ここではそれぞれの代表的な素材のクラウンを紹介していきます。
保険治療
金銀パナジウム合金クラウン
審美性には劣るものの、日本において保険治療で認められているクラウンであり、一般的に銀歯と呼ばれています。
強度があるため、強い噛み合わせに耐え続ける必要のある奥歯に向いていますが、その反面金属製のため金属アレルギーを引き起こしてしまったり、経年によって溶け出した金属イオンによって歯茎が黒ずんでしまったり、さらには噛み合わせ相手の歯を痛めてしまうなど様々な弊害があります。
自費治療
セラミッククラウン
セラミック(陶器)製で天然歯のように透明度があり、汚れがつきにくく、経年による変色もない審美性の高さが特徴のクラウンです。
その反面、陶器製のため欠けやすいというデメリットがあります。
ジルコニアクラウン
セラミックの一種でダイヤモンド並みに硬いジルコニアの塊から機械で削り出して成型することでセラミックの欠点であった強度を上げたクラウンです。
直接削り出すため金属を溶かして固める銀歯と比べてより適合性の高い被せものを作ることができるというメリットがあります。
審美性も高く、口腔内という過酷な環境であっても変色や劣化を起こしません。その反面、通常のセラミックと比べて透明感が少ないため、主に奥歯の治療に使われることが多いです。
また、天然歯よりも硬いため、ジルコニアクラウンを装着する場合には、噛み合わせの調整をしっかりとして、噛み合う相手の歯にダメージを与えないようにすることが大切です。
ハイブリットセラミッククラウン
セラミックとレジンを混ぜ合わせて、適度な柔らかさをもたせた素材を使ったクラウンです。軟らかい材質でできているため噛み合わせ相手の歯を痛める恐れがなく、自費治療の中では比較的リーズナブルに審美性を回復することができます。

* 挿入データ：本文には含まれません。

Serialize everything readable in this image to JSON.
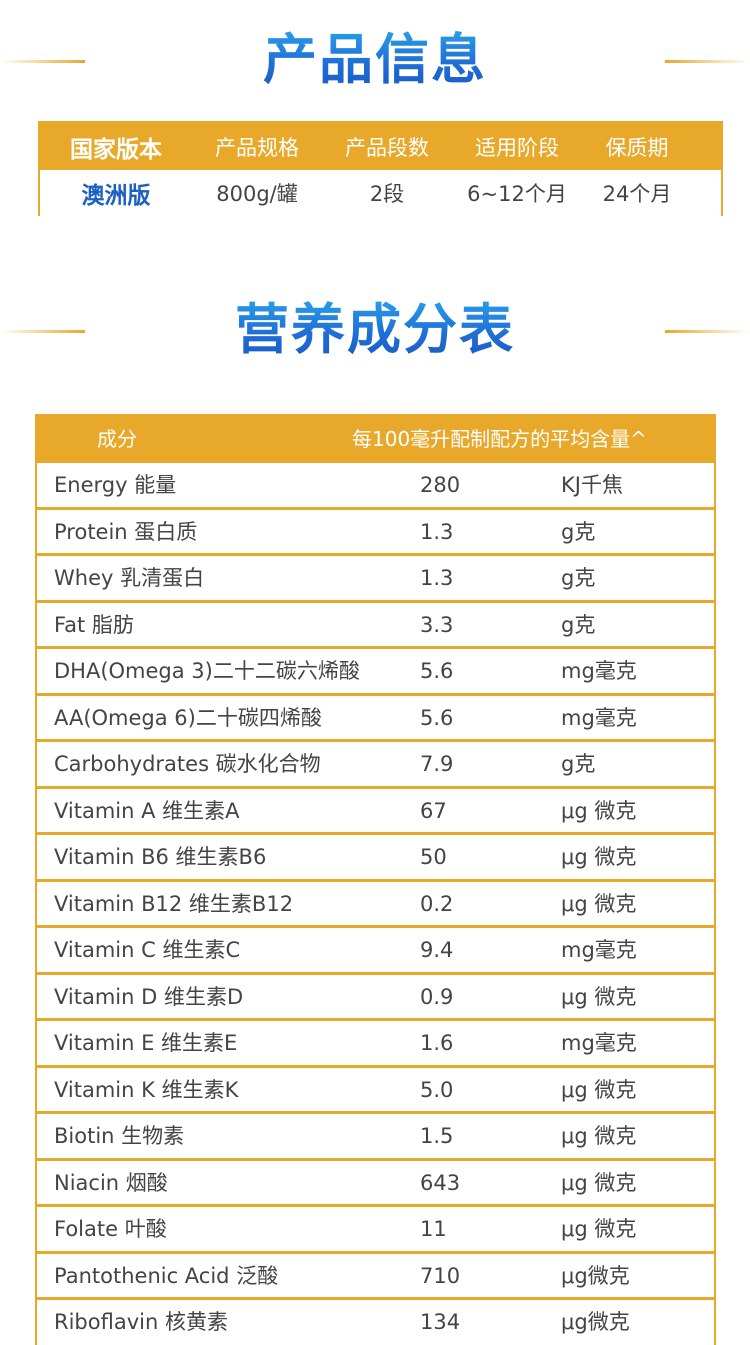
{
  "product_info": {
    "title": "产品信息",
    "headers": [
      "国家版本",
      "产品规格",
      "产品段数",
      "适用阶段",
      "保质期"
    ],
    "values": [
      "澳洲版",
      "800g/罐",
      "2段",
      "6~12个月",
      "24个月"
    ]
  },
  "nutrition": {
    "title": "营养成分表",
    "header_component": "成分",
    "header_amount": "每100毫升配制配方的平均含量^",
    "rows": [
      {
        "name": "Energy 能量",
        "value": "280",
        "unit": "KJ千焦"
      },
      {
        "name": "Protein 蛋白质",
        "value": "1.3",
        "unit": "g克"
      },
      {
        "name": "Whey 乳清蛋白",
        "value": "1.3",
        "unit": "g克"
      },
      {
        "name": "Fat 脂肪",
        "value": "3.3",
        "unit": "g克"
      },
      {
        "name": "DHA(Omega 3)二十二碳六烯酸",
        "value": "5.6",
        "unit": "mg毫克"
      },
      {
        "name": "AA(Omega 6)二十碳四烯酸",
        "value": "5.6",
        "unit": "mg毫克"
      },
      {
        "name": "Carbohydrates 碳水化合物",
        "value": "7.9",
        "unit": "g克"
      },
      {
        "name": "Vitamin A 维生素A",
        "value": "67",
        "unit": "μg 微克"
      },
      {
        "name": "Vitamin B6 维生素B6",
        "value": "50",
        "unit": "μg 微克"
      },
      {
        "name": "Vitamin B12 维生素B12",
        "value": "0.2",
        "unit": "μg 微克"
      },
      {
        "name": "Vitamin C 维生素C",
        "value": "9.4",
        "unit": "mg毫克"
      },
      {
        "name": "Vitamin D 维生素D",
        "value": "0.9",
        "unit": "μg 微克"
      },
      {
        "name": "Vitamin E 维生素E",
        "value": "1.6",
        "unit": "mg毫克"
      },
      {
        "name": "Vitamin K 维生素K",
        "value": "5.0",
        "unit": "μg 微克"
      },
      {
        "name": "Biotin 生物素",
        "value": "1.5",
        "unit": "μg 微克"
      },
      {
        "name": "Niacin 烟酸",
        "value": "643",
        "unit": "μg 微克"
      },
      {
        "name": "Folate 叶酸",
        "value": "11",
        "unit": "μg 微克"
      },
      {
        "name": "Pantothenic Acid 泛酸",
        "value": "710",
        "unit": "μg微克"
      },
      {
        "name": "Riboflavin 核黄素",
        "value": "134",
        "unit": "μg微克"
      }
    ]
  },
  "colors": {
    "accent_gold": "#e8a82a",
    "title_blue": "#1f6fd6",
    "highlight_blue": "#1e5fc4"
  }
}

しかし、素材にレジン(プラスチック)が含まれているため、口腔内の水分を吸収し、3年から4年で黄色く変色してくる可能性があります。
ゴールドクラウン
金属アレルギーの恐れがない化学的に安定している金(厳密にはプラチナ等を配合した金合金)で作られたクラウンです。強度と耐久性に優れていながら適度な柔らかさも併せ持ち、噛みあう相手の歯にも負担をかけないことから、審美性を考慮しなければ理想のクラウンとも言われています。
デメリットとしては金色で目立つということと、貴金属を使うために値段が張ることです。
補足:金属アレルギーの方には一般的にセラミックやハイブリットセラミックなどの非金属クラウンが勧められますが、クラウン自体は非金属であっても、クラウンを支える土台が金属製の場合もありますので、治療する際は歯科医院にしっかりと確認しておきましょう。
クラウンを長持ちさせるには
一度装着したクラウンをできるだけ長く持たせるには、クラウンの寿命に何が影響するのかを知っておく必要があります。
クラウンの寿命に関わる要因
金属の劣化
これは主に保険適応の銀歯を入れた場合に起こりやすいのですが、一般的に治療してから4年~5年程度で金属が劣化してくるとされています。
劣化したクラウンと歯の根との間に隙間ができ、そこからむし歯が広がり結果的にクラウンが取れてしまうこともあります。
歯ぎしり
歯というものは上下の力には比較的強いのですが左右や前後にかかる力には非常に弱いことが知られています。
歯ぎしりは歯や土台に対して、左右や前後に通常以上の力を長時間かけてしまうため、歯の根そのものが割れたり歯周病が進行して、抜歯しなくてはならなくなることもあります。
クラウンは歯の根がしっかりとしていて初めて成り立つものです。クラウンを支える肝心の歯の根がダメになってしまったらもはやクラウンとして機能することはできません。
クラウンや歯を守るためにも歯ぎしりが気になる方はマウスピースを装着することをおススメします。
最良のクラウンとは?
保険と自費で使われる代表的なクラウンを見てきましたが、いずれも一長一短です。
信頼のおける歯科医院で相談の上でどれが一番自分にあっているのかしっかりと見極めて、後悔のないクラウン治療をしていきましょう。